Apesar da insuficiência de suas ferramentas de interpretação da relação entre Estado e sociedade, a noção do Estado como um complexo de campo da TCAE se aproxima de alguns modelos de análise de políticas públicas ao atentar para a produção das ações estatais por esferas setorializadas com relativa autonomia e dinâmica própria. Com o crescimento da organização do Estado e da complexidade da sociedade, a construção das decisões políticas não ocorre mais em lugares centrais tradicionalmente definidos, como o parlamento e os partidos políticos, mas sim em subsistemas descentralizados que reúnem uma miríade de atores interessados em influenciar as políticas públicas de um determinado setor (JOHN, 1999). Um processo semelhante a esse é denominado por Jordan (1990) de subgoverno: os centros de atividades nos quais atores especializados e com interesses em uma área operam em um processo complexo, devido ao mosaico de grupos envolvidos, e informal, pois se distingue dos espaços tradicionais da política.

A difusão dessa perspectiva na análise de políticas públicas é tão grande que abundam definições teóricas para caracterizar esse fenômeno. Ao tratar desse aspecto, Borzel (1998) alerta para os problemas evocados pela “babilônia” de conceitos voltados para análise da produção setorializada de políticas públicas, especialmente pela grande quantidade de

denominações para o mesmo fenômeno e pela conceitualização de fenômenos distintos pela mesma categoria. Tanto as noções de subsistema vinculadas às perspectivas da coalizão de defesa, do equilíbrio pontuado, como os conceitos de comunidades de políticas e comunidades epistêmicas, mais próximos aos modelos de redes de políticas, estão ancorados no pressuposto de fragmentação temática do processo de políticas públicas. No entanto, apesar de à primeira vista as noções de subsistema e redes de política parecerem intercambiáveis, é importante considerar que esses dois conceitos são oriundos de matrizes ontológicas distintas. A noção de subsistema remete ao estrutural-funcionalismo parsoniano e à teoria dos sistemas de Niklas Luhman.9 Isso implica no entendimento de que o setor no qual são produzidas as políticas públicas tendem à estabilidade. Esse aspecto está presente tanto no modelo do equilíbrio pontuado, em que o subsistema é caracterizado por longos períodos de reprodução interrompidos por períodos curtos de transformação provocados por circunstância não corriqueira, como na teoria das coalizões de defesa, que também salienta as conjunturas particulares na qual a estabilidade pode ser quebrada. Já a perspectiva de redes de políticas públicas está vinculada à ontologia relacional. Nesse caso, o enfoque recai sobre como a estrutura de relações estabelecidas pelos atores e o fluxo de informação e recursos que circulam por essas relações formatam os fenômenos sociais em análise.

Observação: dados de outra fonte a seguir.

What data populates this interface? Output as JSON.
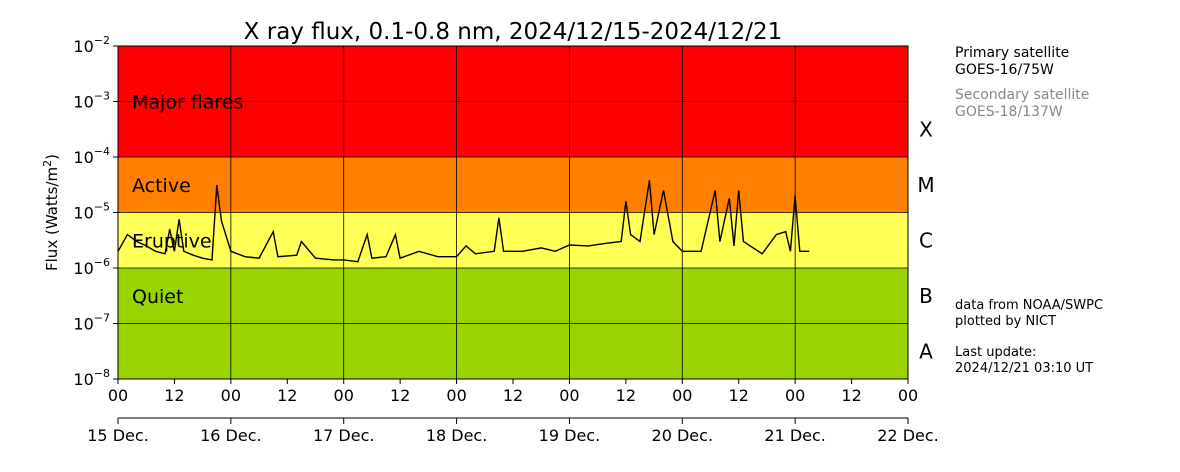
{
  "chart_data": {
    "type": "line",
    "title": "X ray flux, 0.1-0.8 nm, 2024/12/15-2024/12/21",
    "ylabel": "Flux (Watts/m",
    "ylabel_sup": "2",
    "ylabel_close": ")",
    "yscale": "log",
    "ylim": [
      1e-08,
      0.01
    ],
    "y_ticks": [
      {
        "value": 1e-08,
        "base": "10",
        "exp": "−8"
      },
      {
        "value": 1e-07,
        "base": "10",
        "exp": "−7"
      },
      {
        "value": 1e-06,
        "base": "10",
        "exp": "−6"
      },
      {
        "value": 1e-05,
        "base": "10",
        "exp": "−5"
      },
      {
        "value": 0.0001,
        "base": "10",
        "exp": "−4"
      },
      {
        "value": 0.001,
        "base": "10",
        "exp": "−3"
      },
      {
        "value": 0.01,
        "base": "10",
        "exp": "−2"
      }
    ],
    "xlim": [
      "2024-12-15T00:00",
      "2024-12-22T00:00"
    ],
    "x_hour_ticks": [
      "00",
      "12",
      "00",
      "12",
      "00",
      "12",
      "00",
      "12",
      "00",
      "12",
      "00",
      "12",
      "00",
      "12",
      "00"
    ],
    "x_day_labels": [
      "15 Dec.",
      "16 Dec.",
      "17 Dec.",
      "18 Dec.",
      "19 Dec.",
      "20 Dec.",
      "21 Dec.",
      "22 Dec."
    ],
    "bands": [
      {
        "label": "Major flares",
        "class": "X",
        "range": [
          0.0001,
          0.01
        ],
        "color": "#ff0000"
      },
      {
        "label": "Active",
        "class": "M",
        "range": [
          1e-05,
          0.0001
        ],
        "color": "#ff7f00"
      },
      {
        "label": "Eruptive",
        "class": "C",
        "range": [
          1e-06,
          1e-05
        ],
        "color": "#ffff55"
      },
      {
        "label": "Quiet",
        "class": "B",
        "range": [
          1e-07,
          1e-06
        ],
        "color": "#99d400"
      },
      {
        "label": "",
        "class": "A",
        "range": [
          1e-08,
          1e-07
        ],
        "color": "#99d400"
      }
    ],
    "grid": true,
    "series": [
      {
        "color": "#000000",
        "points": [
          [
            "2024-12-15T00:00",
            2e-06
          ],
          [
            "2024-12-15T02:00",
            4e-06
          ],
          [
            "2024-12-15T04:00",
            3e-06
          ],
          [
            "2024-12-15T06:00",
            2.5e-06
          ],
          [
            "2024-12-15T08:00",
            2e-06
          ],
          [
            "2024-12-15T10:00",
            1.8e-06
          ],
          [
            "2024-12-15T11:00",
            5e-06
          ],
          [
            "2024-12-15T12:00",
            2e-06
          ],
          [
            "2024-12-15T13:00",
            7.5e-06
          ],
          [
            "2024-12-15T14:00",
            2e-06
          ],
          [
            "2024-12-15T16:00",
            1.7e-06
          ],
          [
            "2024-12-15T18:00",
            1.5e-06
          ],
          [
            "2024-12-15T20:00",
            1.4e-06
          ],
          [
            "2024-12-15T21:00",
            3.1e-05
          ],
          [
            "2024-12-15T22:00",
            7e-06
          ],
          [
            "2024-12-16T00:00",
            2e-06
          ],
          [
            "2024-12-16T03:00",
            1.6e-06
          ],
          [
            "2024-12-16T06:00",
            1.5e-06
          ],
          [
            "2024-12-16T09:00",
            4.5e-06
          ],
          [
            "2024-12-16T10:00",
            1.6e-06
          ],
          [
            "2024-12-16T14:00",
            1.7e-06
          ],
          [
            "2024-12-16T15:00",
            3e-06
          ],
          [
            "2024-12-16T18:00",
            1.5e-06
          ],
          [
            "2024-12-16T22:00",
            1.4e-06
          ],
          [
            "2024-12-17T00:00",
            1.4e-06
          ],
          [
            "2024-12-17T03:00",
            1.3e-06
          ],
          [
            "2024-12-17T05:00",
            4e-06
          ],
          [
            "2024-12-17T06:00",
            1.5e-06
          ],
          [
            "2024-12-17T09:00",
            1.6e-06
          ],
          [
            "2024-12-17T11:00",
            4e-06
          ],
          [
            "2024-12-17T12:00",
            1.5e-06
          ],
          [
            "2024-12-17T16:00",
            2e-06
          ],
          [
            "2024-12-17T20:00",
            1.6e-06
          ],
          [
            "2024-12-18T00:00",
            1.6e-06
          ],
          [
            "2024-12-18T02:00",
            2.5e-06
          ],
          [
            "2024-12-18T04:00",
            1.8e-06
          ],
          [
            "2024-12-18T08:00",
            2e-06
          ],
          [
            "2024-12-18T09:00",
            8e-06
          ],
          [
            "2024-12-18T10:00",
            2e-06
          ],
          [
            "2024-12-18T14:00",
            2e-06
          ],
          [
            "2024-12-18T18:00",
            2.3e-06
          ],
          [
            "2024-12-18T21:00",
            2e-06
          ],
          [
            "2024-12-19T00:00",
            2.6e-06
          ],
          [
            "2024-12-19T04:00",
            2.5e-06
          ],
          [
            "2024-12-19T08:00",
            2.8e-06
          ],
          [
            "2024-12-19T11:00",
            3e-06
          ],
          [
            "2024-12-19T12:00",
            1.6e-05
          ],
          [
            "2024-12-19T13:00",
            4e-06
          ],
          [
            "2024-12-19T15:00",
            3e-06
          ],
          [
            "2024-12-19T17:00",
            3.8e-05
          ],
          [
            "2024-12-19T18:00",
            4e-06
          ],
          [
            "2024-12-19T20:00",
            2.5e-05
          ],
          [
            "2024-12-19T22:00",
            3e-06
          ],
          [
            "2024-12-20T00:00",
            2e-06
          ],
          [
            "2024-12-20T04:00",
            2e-06
          ],
          [
            "2024-12-20T07:00",
            2.5e-05
          ],
          [
            "2024-12-20T08:00",
            3e-06
          ],
          [
            "2024-12-20T10:00",
            1.8e-05
          ],
          [
            "2024-12-20T11:00",
            2.5e-06
          ],
          [
            "2024-12-20T12:00",
            2.5e-05
          ],
          [
            "2024-12-20T13:00",
            3e-06
          ],
          [
            "2024-12-20T17:00",
            1.8e-06
          ],
          [
            "2024-12-20T20:00",
            4e-06
          ],
          [
            "2024-12-20T22:00",
            4.5e-06
          ],
          [
            "2024-12-20T23:00",
            2e-06
          ],
          [
            "2024-12-21T00:00",
            2e-05
          ],
          [
            "2024-12-21T01:00",
            2e-06
          ],
          [
            "2024-12-21T03:00",
            2e-06
          ]
        ]
      }
    ]
  },
  "legend": {
    "primary_label": "Primary satellite",
    "primary_value": "GOES-16/75W",
    "primary_color": "#000000",
    "secondary_label": "Secondary satellite",
    "secondary_value": "GOES-18/137W",
    "secondary_color": "#888888"
  },
  "credits": {
    "line1": "data from NOAA/SWPC",
    "line2": "plotted by NICT"
  },
  "update": {
    "label": "Last update:",
    "value": "2024/12/21 03:10 UT"
  }
}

A diversidade de matrizes ontológicas não significa que essas perspectivas são incompatíveis. Pelo contrário, o objetivo em comum de compreender a formulação de políticas públicas em ambientes setoriais proporciona um contexto favorável ao intercâmbio entre as diferentes correntes de análise. Contudo, essa ressalva é indispensável para o exercício teórico de construção de pontes entre a TCAE e diversos modelos de análise de políticas públicas. A importação conceitual deve sempre considerar as raízes epistemológicas e ontológicas das categorias mobilizadas, sob pena de construção de um modelo analítico incoerente que reúna concepções incompatíveis.